A revision was made to this story on Sept. 15.
The White House should stay away from partisan politics as its Office of Management and Budget reviews the US Environmental Protection Agency proposed 2014 biofuel quotas under the Renewable Fuels Standard, an American Petroleum Institute official said.
The quotas are nearly a year late already, and API is concerned about reports that the administration may raise requirements on the specious argument that E-85, a motor fuel that is 85% ethanol, could be widely used, Downstream Director Bob Greco said.
Nationally, E-85 represents only 0.15% of total motor fuel demand, while demand for E-zero, or ethanol-free gasoline, has grown to 5%, because consumers are buying it to run their boats and gardening equipment, he told reporters during a Sept. 11 teleconference.
“E-85 already is available,” Greco said. “It can be used in up to 6% of the vehicles on the road, but consumers don’t want it—even in Iowa. They notice that with E-85, they have to refill their car’s fuel tanks four times for every three they refill it with gasoline.”

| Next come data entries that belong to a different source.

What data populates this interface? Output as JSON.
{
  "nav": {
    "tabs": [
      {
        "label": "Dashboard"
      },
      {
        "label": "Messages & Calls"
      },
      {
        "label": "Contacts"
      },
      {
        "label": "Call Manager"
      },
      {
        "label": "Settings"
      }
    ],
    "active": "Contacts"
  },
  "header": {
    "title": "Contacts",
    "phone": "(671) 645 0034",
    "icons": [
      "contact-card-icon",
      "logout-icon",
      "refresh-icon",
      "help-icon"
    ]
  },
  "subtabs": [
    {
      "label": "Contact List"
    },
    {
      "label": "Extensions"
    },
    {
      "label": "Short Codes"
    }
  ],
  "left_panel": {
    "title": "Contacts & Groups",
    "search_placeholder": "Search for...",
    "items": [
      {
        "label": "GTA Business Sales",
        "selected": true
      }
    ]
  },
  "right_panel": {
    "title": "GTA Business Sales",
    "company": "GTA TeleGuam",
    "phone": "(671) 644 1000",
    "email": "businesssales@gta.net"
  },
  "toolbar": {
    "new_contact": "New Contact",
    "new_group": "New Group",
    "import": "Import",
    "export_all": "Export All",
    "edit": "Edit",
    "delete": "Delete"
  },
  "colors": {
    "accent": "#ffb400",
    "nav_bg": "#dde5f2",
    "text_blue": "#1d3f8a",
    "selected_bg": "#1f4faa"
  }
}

US Rep. Bruce L. Braley (D-Iowa) is running against Republican Joni Ernst to succeed Democrat Thomas R. Harkin, who is retiring as one of the state’s two US senators. In an Aug. 25 letter, Braley urged OMB Director Shaun Donovan “to reject any rule that cuts biofuels, recognizing this would be detrimental to our nation’s energy supply and consumer choice at the pump.”
“Unfortunately, the administration seems to be playing politics with the RFS rule instead of doing what’s best for consumers,” Greco said during the teleconference. “You don’t have to be a political insider to see how the Iowa Senate race—and the White House fear of losing control of the Senate—plays into this decision.”
API plans to launch a radio, television, and print advertising campaign urging the White House to leave politics aside as EPA prepares to finalize the RFS’s 2014 biofuel quotas, he indicated.
Greco said API also is concerned by EPA Administrator Gina McCarthy’s recent statements that the agency will raise ethanol requirements based on the latest gasoline demand figures for 2014.
“Refiners can’t plan for compliance with regulatory requirements that change later in the year,” he explained. “And when companies must comply retroactively like they will again this year, it borders on the impossible.”